Unfortunately, because of the recent unrest in the area, tourism has dropped dramatically.  Even those people who have been coming back to Chitral year on year have stopped because they are too scared they may get caught up in the fighting which is going on in the Swat and Dir areas as this is usually the path they would take to get to Chitral.  It is a real shame because its affected the livelihood of many who would sell produce to tourists, act as guides, drivers and so on.  It was a healthy business to be in, and now hardly any one comes to these parts.  Such a shame.
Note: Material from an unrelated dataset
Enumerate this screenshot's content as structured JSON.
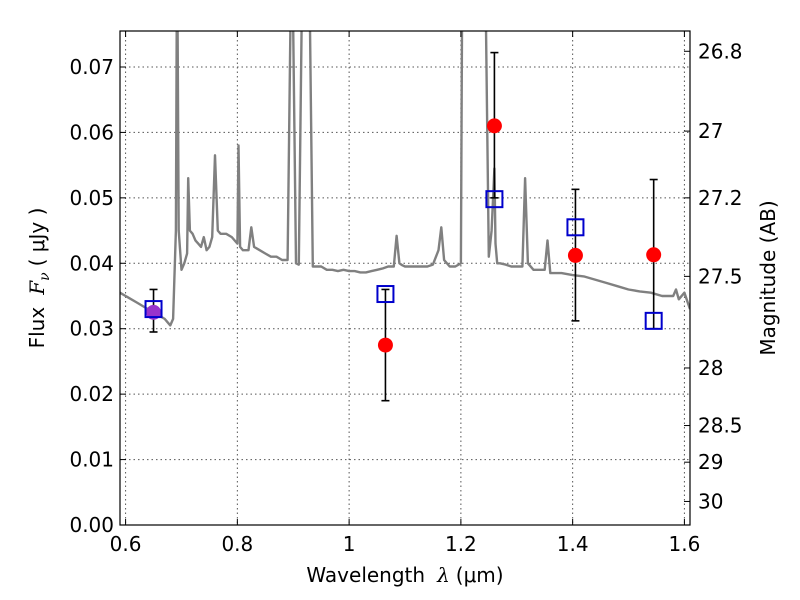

Chitral is not a rich place but the people have big hearts and will always look after you.  The best thing about Chitral is that everything is natural.  You know that your food will be fresh, the water is clean and the air is crisp.  The weather in summer is beautiful and there isn’t the humidity that you experience in most of parts of Pakistan.

Situated in the very mountainous North West region of Pakistan, close to the Afghan and China borders, its not easy to get to.  But once you are there, you realise that it is well and truly worth the effort.  Whether by plane, coach, jeep or on foot, Chitral is one place you must visit at some point in your life.  The place I still call home.